Meski menurut Yuwono kata “tuman” dilekati konteks usia, artinya ungkapan kemarahan dari orang dewasa kepada anak-anak, tapi meme “tuman” yang beredar di linimasa media sosial jarang yang hadir dengan menyertakan konteks tersebut—mayoritas justru hadir antarsesama usia.

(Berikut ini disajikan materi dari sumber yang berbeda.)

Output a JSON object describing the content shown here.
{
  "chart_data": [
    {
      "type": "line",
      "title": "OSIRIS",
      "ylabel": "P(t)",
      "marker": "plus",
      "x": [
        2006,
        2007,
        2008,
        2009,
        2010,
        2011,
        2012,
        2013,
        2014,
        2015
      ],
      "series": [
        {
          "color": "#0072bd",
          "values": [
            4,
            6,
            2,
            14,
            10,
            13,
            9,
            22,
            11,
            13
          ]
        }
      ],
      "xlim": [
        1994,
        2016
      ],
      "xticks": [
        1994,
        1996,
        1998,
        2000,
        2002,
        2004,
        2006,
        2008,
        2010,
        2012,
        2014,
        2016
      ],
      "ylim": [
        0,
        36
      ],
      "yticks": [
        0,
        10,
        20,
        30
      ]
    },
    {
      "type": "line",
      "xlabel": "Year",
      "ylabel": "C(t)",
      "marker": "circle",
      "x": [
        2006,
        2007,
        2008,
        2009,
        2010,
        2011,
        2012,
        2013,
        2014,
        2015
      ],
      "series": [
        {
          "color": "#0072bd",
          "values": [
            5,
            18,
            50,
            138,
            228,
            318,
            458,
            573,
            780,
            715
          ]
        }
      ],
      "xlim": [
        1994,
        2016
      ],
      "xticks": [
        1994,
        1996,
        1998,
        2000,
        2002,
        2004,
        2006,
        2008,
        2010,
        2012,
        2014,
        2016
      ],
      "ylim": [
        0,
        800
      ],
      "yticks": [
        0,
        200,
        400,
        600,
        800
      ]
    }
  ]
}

Hal ini tidak terlepas dari kenyataan bahwa media sosial adalah ranah egaliter yang tampaknya tidak terlalu hirau dengan perbedaan usia.
Menambah Khazanah Kata
Contoh lain penggunaan kata “tuman” yang diungkapkan antarsesama usia terdapat dalam kisah yang laris manis di pasaran, yaitu Dilan, Dia adalah Dilanku Tahun 1990 (2014) karangan Pidi Baiq.

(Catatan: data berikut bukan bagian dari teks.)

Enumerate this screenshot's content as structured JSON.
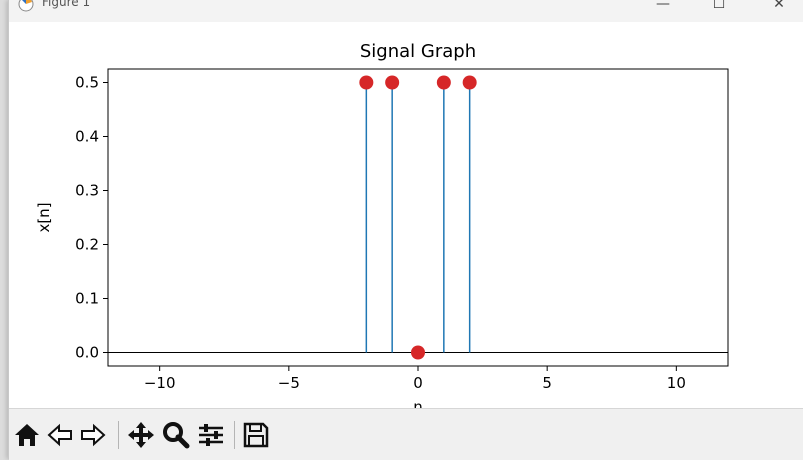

Kota Bandung sebagai latar tempat dalam cerita tersebut dapat memastikan bahwa ungkapan “tuman” dalam buku ini adalah “tuman” menurut bahasa Sunda.
“Kojek berhenti ketika sudah dekat dengan kami.
‘Hajar aja, lah, Lan!’ kata Kojek. ‘Tuman’ (biar tahu rasa)”, tulis Pidi Baiq (hlm. 318).
Terlepas dari berbedanya duduk perkara antara kata “tuman” yang dijelaskan oleh Yuwono dengan kata “tuman” yang beredar di linikala, kata ini setidaknya menjadi dikenal khalayak luas setelah lama “tertidur” dalam kamus bahasa Indonesia.
Lewat gerakan latah, seru-seruan, dan berbaju viral, kata ini akhirnya “hadir” dalam khazanah ungkapan kekesalan dan kemarahan.
“Memang di kamus artinya ‘kebiasaan’, tapi menurut saya kurang pas. Sehingga pada meme [yang beredar itu, kata] “tuman”—di luar konteks usia—menjadi kata yang pas untuk mengingatkan siapa pun yang sudah [diingatkan], didiemin, [tapi] masih berlangsung terus,” ucap Yuwono.